The immense amount of pioneer experimental work which is represented in a very condensed form in these Reports was carried out by Henry C. Jenkins, Alfred Stansfield, and Merrett. While Merrett worked in close association with Stansfield in the development and application of pyrometric methods to the study of metals and alloys, it is to Merrett alone that credit must be given for responding so eagerly to Roberts-Austen's clear visions of the future importance of metallography. Much of the apparatus used at that time was constructed by Merrett himself and, stimulated by the admirable technique which Osmond was developing in France, he set himself the task of providing photomicrographs, to accompany Roberts-Austen's Reports, which surpassed anything which had been published in this country at that time.

This work, in the later years, was mainly concerned with iron and steel, comprising, in addition to the Research Reports, a lengthy investigation for a Departmental Committee of the Board of Trade on the "Wear of Steel Rails " (following a disaster at St. Neots) and numerous inquiries on behalf of the War Office and Admiralty in relation to gun steels and the erosion of gun tubes.

After the death of Roberts-Austen in 1902, Merrett, who had for some time acted as Lecture-Assistant to him at the Royal School of Mines, now became a whole-time member of the staff there, under Professor William Gowland, F.R.S. Together, they completed the unfinished Sixth Report to the Alloys Research Committee, and from thenceforth Merrett's metallurgical activities were confined almost exclusively to teaching, until his retirement in 1937.

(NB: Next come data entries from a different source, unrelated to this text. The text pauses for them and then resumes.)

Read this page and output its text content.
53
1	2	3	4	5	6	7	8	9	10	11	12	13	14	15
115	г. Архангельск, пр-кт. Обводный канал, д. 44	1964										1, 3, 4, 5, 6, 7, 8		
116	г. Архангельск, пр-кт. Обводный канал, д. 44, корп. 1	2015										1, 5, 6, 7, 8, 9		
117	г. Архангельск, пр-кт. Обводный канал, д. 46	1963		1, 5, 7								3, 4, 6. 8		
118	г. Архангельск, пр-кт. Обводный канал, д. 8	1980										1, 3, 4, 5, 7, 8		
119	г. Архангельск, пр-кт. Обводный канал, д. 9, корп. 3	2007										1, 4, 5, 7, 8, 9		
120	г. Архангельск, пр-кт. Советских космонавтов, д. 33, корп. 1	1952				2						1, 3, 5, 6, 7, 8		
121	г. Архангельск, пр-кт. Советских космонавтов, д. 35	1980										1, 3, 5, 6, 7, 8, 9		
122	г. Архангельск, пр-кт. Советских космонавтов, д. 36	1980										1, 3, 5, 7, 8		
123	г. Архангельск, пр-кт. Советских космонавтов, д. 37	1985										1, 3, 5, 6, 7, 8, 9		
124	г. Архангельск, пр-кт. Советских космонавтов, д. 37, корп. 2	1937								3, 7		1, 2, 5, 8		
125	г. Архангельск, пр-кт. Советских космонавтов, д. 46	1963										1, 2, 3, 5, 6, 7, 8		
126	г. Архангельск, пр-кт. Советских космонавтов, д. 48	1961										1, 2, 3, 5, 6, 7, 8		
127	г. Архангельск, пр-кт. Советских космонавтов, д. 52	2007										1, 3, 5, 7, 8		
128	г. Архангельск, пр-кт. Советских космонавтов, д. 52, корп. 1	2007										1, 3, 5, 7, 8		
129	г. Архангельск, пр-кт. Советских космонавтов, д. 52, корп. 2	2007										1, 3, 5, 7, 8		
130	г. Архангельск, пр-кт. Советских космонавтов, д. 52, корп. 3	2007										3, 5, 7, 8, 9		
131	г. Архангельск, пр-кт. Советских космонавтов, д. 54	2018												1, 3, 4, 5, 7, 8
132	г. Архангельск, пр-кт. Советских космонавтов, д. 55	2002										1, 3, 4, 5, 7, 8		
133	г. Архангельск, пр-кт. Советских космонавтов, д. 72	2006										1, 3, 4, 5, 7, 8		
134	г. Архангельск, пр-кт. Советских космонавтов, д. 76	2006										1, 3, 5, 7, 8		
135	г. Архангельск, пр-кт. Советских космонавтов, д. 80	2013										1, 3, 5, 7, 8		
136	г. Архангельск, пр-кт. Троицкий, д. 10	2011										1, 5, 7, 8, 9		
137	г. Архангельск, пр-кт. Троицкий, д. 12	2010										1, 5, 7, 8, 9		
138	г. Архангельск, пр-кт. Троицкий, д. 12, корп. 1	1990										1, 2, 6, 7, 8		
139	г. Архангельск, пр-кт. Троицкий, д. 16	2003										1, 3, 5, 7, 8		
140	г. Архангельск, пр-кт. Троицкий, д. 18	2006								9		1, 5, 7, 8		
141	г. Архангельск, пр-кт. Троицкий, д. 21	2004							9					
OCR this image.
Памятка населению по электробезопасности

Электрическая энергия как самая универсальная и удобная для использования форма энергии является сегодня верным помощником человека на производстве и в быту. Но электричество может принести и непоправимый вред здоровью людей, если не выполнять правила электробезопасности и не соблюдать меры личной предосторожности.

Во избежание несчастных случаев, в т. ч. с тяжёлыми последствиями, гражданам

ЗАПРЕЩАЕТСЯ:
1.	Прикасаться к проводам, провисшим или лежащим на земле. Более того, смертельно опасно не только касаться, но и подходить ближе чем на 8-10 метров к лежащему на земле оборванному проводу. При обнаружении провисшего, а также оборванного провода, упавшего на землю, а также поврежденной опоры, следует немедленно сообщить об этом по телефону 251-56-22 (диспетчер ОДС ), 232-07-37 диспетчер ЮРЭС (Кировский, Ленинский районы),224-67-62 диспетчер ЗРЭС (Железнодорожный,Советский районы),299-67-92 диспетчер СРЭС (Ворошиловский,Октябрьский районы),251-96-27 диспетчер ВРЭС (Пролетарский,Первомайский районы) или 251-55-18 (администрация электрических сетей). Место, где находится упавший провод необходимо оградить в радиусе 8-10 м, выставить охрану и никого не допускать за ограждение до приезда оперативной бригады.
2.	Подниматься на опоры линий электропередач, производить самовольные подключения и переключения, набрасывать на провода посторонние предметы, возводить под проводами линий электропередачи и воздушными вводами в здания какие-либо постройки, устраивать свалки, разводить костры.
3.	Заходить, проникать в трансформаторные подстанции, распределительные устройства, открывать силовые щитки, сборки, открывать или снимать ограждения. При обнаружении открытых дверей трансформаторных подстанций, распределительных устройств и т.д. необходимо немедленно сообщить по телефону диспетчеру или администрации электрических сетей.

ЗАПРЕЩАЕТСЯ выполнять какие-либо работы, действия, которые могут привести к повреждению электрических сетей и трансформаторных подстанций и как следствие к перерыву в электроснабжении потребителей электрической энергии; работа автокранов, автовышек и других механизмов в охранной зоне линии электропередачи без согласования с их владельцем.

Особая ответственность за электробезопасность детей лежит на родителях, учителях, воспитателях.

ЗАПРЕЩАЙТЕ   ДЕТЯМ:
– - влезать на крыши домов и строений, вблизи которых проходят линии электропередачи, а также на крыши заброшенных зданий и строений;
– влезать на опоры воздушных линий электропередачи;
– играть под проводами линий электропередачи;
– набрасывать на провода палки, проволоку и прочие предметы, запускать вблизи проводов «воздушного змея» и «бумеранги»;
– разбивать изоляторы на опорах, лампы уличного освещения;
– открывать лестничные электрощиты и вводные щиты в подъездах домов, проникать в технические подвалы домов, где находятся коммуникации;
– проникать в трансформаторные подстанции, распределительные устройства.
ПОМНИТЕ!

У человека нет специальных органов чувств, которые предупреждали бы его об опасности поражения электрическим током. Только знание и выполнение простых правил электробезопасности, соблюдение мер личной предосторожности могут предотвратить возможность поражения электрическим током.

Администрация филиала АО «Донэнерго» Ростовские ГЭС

He is remembered with real affection by generations of students to whom his attributes of modesty, cheerfulness, and readiness to give any possible assistance he could, were a great help and inspiration. These attributes and his entire freedom from personal ambitions had endeared him to a wide circle of friends. He was associated with many scientific and technical bodies: a Member of Council of the Institution of Mining and Metallurgy, a Fellow of the Institute of Chemistry and Examiner in metallurgical subjects, an Original Member of the Institute of Metals, and a member of the Governing Body of the Camborne School of Metalliferous Mining. No record of Merrett's work would be complete without some mention of his military activities and associations, of which a hint has already been given.

Joining the 3rd Middlesex Artillery Volunteers in 1888, he transferred as a Sapper to the Corps of London Electrical Engineers on its formation in 1898, was given commissioned rank shortly afterwards, and retired in 1926 with the rank of Major. He was awarded the Territorial Decoration and Long Service Medal. He served throughout the War, first with his own unit in coast-defences and anti-aircraft work, and then as instructor in metallurgy, chemistry, and explosives at the Ordnance College at Woolwich. —S. W. S.